Legislature shouldn’t wait on Supremes
Published 12:00 am Wednesday, February 15, 2012
The Alabama Legislature should act this session to begin resolving the prison issue in our state.
At present, our prisons are bordering 190 percent of capacity. Prisons are funded by Alabama’s General Fund budget, which is projected to be short more than $100 million of current funding levels for the fiscal year 2012-2013
Alabama’s Sentencing Commission, a panel of judges, lawyers and lawmakers, is slated to present a bill to the legislature this year that would create a truth-in-sentencing system. The commission appears to be favoring a tough-on-crime proposal that would have defendants convicted of felonies serve 85 percent of their prison terms.
Few among us have not decried the current sentencing system in which we see people sentenced for long terms and released in a couple of years. How, we wonder, can such a system deter crime?
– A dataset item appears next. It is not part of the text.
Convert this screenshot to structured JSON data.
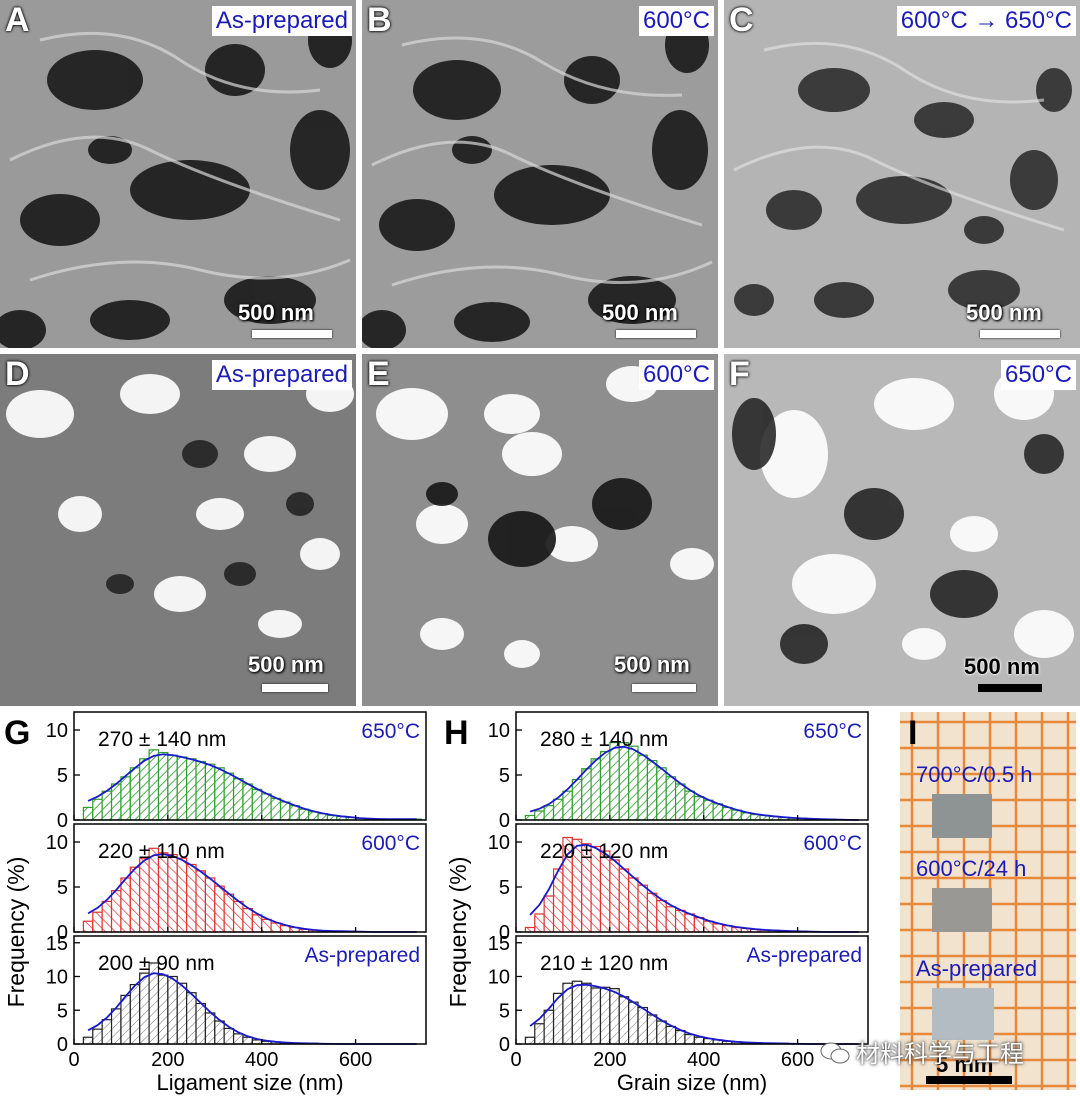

Alabama ranks sixth in the country in the number of adults in prison or jail, with 1 in 75 behind bars. Nationally, the number is 1 in 100, yet the higher incarceration rate doesn’t appear to have stopped crime. Our prison system now houses 25,600 inmates, and it is estimated that adoption of the proposed 85 percent rule would swell the population to 36,200 by 2015, a mere three-and-a-half years from now.
Clearly, the legislature should not flatly adopt the 85 percent rule unless it is committed to building more prisons, a move our local district attorney believes is necessary. To adopt truth in sentencing guidelines without building new prisons, the state must employ more alternatives to incarceration, like Covington County’s drug court.
And that’s what Sen. Cam Ward, R-Alabaster, chairman of the Senate Judiciary Committee who also serves on the Sentencing Commission, hopes to do. Ward told the media last week he is crafting legislation that would set a goal of implementing truth-in-sentencing for violent offenses, rather than all felonies, by the year 2020. His legislation, he said, would give the Sentencing Commission authority to lower the sentencing guidelines for nonviolent offenders to free up prison beds and provide more funding for intensive probation and work-release programs.
The U.S. Supreme Court ruled last year that prisons in California, which were at 137.5 percent of capacity (or 52.5 percent less than Alabama’s current capacity rate) were unconstitutional. It is only a matter of time before the federal court system will again be forced to tell our state to do the right thing.
We hope the legislature won’t wait for a directive from the federal courts, but will put measures in place to begin correcting the problem now.